テレビ番組評

「関口宏の日本を探しにいこう」をみた

2010/12/20

何の気なしに見はじめたが、途中で目を離せなくなった。

 生涯をかけて日本文化を学ぶ外国人たちを訪ね、日本の魅力を再発見!

 今、世界を席巻する日本ブームはなぜか?
日本料理など伝統文化を学ぶ外国人を講師に、知ってるようで知らなかったニッポンの真髄を、関口宏と原沙知絵が各地を旅しながら再発見していく。
 桜や紅葉など季節の移ろいに惹かれる日本人のDNAはどこからきたのか。
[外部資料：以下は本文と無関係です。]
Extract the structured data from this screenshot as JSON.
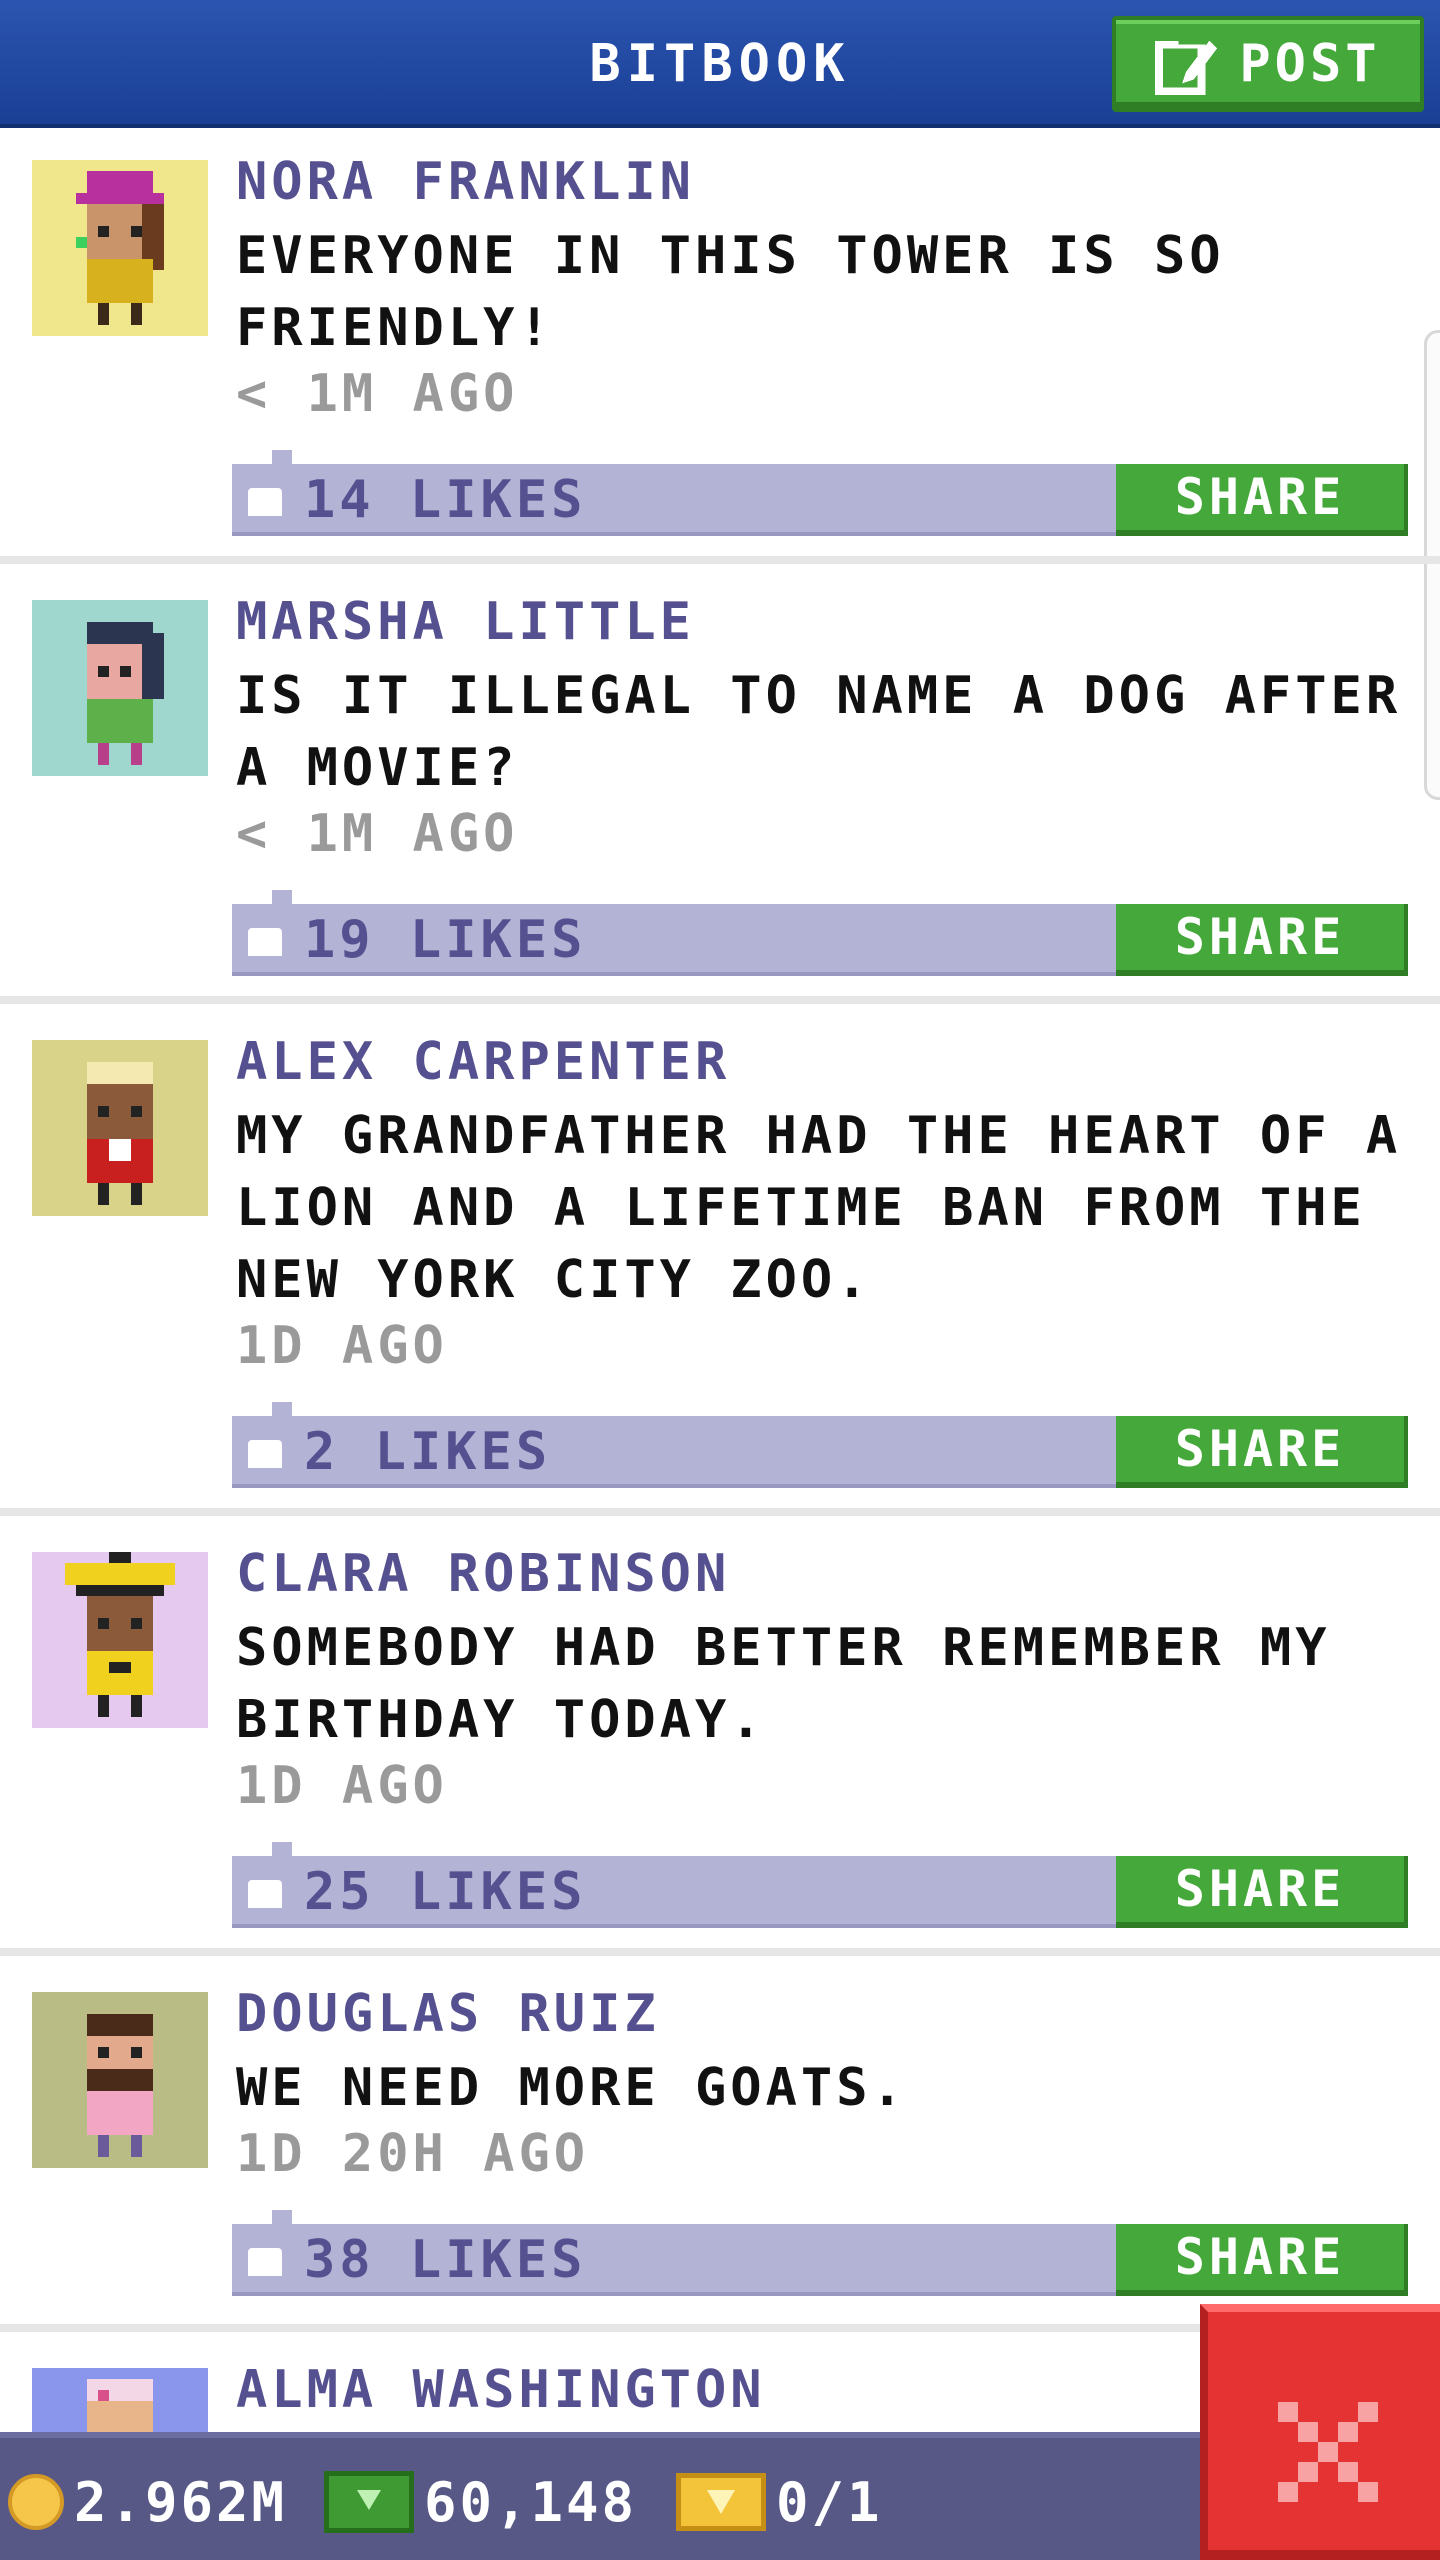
{
  "header": {
    "title": "BITBOOK",
    "post_label": "POST"
  },
  "posts": [
    {
      "author": "NORA FRANKLIN",
      "message": "EVERYONE IN THIS TOWER IS SO FRIENDLY!",
      "time": "< 1M AGO",
      "likes": "14 LIKES",
      "share_label": "SHARE",
      "avatar_bg": "#f0e68c"
    },
    {
      "author": "MARSHA LITTLE",
      "message": "IS IT ILLEGAL TO NAME A DOG AFTER A MOVIE?",
      "time": "< 1M AGO",
      "likes": "19 LIKES",
      "share_label": "SHARE",
      "avatar_bg": "#9fd6cd"
    },
    {
      "author": "ALEX CARPENTER",
      "message": "MY GRANDFATHER HAD THE HEART OF A LION AND A LIFETIME BAN FROM THE NEW YORK CITY ZOO.",
      "time": "1D AGO",
      "likes": "2 LIKES",
      "share_label": "SHARE",
      "avatar_bg": "#d8d389"
    },
    {
      "author": "CLARA ROBINSON",
      "message": "SOMEBODY HAD BETTER REMEMBER MY BIRTHDAY TODAY.",
      "time": "1D AGO",
      "likes": "25 LIKES",
      "share_label": "SHARE",
      "avatar_bg": "#e6c9ef"
    },
    {
      "author": "DOUGLAS RUIZ",
      "message": "WE NEED MORE GOATS.",
      "time": "1D 20H AGO",
      "likes": "38 LIKES",
      "share_label": "SHARE",
      "avatar_bg": "#b9bc84"
    },
    {
      "author": "ALMA WASHINGTON",
      "avatar_bg": "#8a96ec"
    }
  ],
  "status": {
    "coins": "2.962M",
    "bux": "60,148",
    "tickets": "0/1"
  },
  "colors": {
    "header": "#2b55b0",
    "accent_green": "#45a83a",
    "like_bar": "#b3b3d6",
    "author_purple": "#55508f",
    "close_red": "#e53232"
  }
}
京町家の伝統的な暮らしに密着、光と影の変化をカメラが分析。

特に前半の映像が素晴らしかった。

日本家屋、日本庭園の美しさの秘密、それはまさに映像の構成と相通じるものがある。

それがいったい何なのか、と考えていたら、日本料理のパートで出てきた。「引いて、引いて、残ったものを料理として出す」

日本に住みながら、日本の文化で育っていながら、わざわざ探しに行かなくてはそれが発見できないという我々は、はたして幸福なのか、不幸なのか。

日本を見つけるガイド役として、日本文化を研究したり、実践している外国人たちを登場させるあたりに、やや皮肉をも込めた制作者の意図が見える。とかく評判のよくない民放のドキュメンタリー番組だが、やればできるじゃないか。

私も、そろそろ日本を探しに行こうか。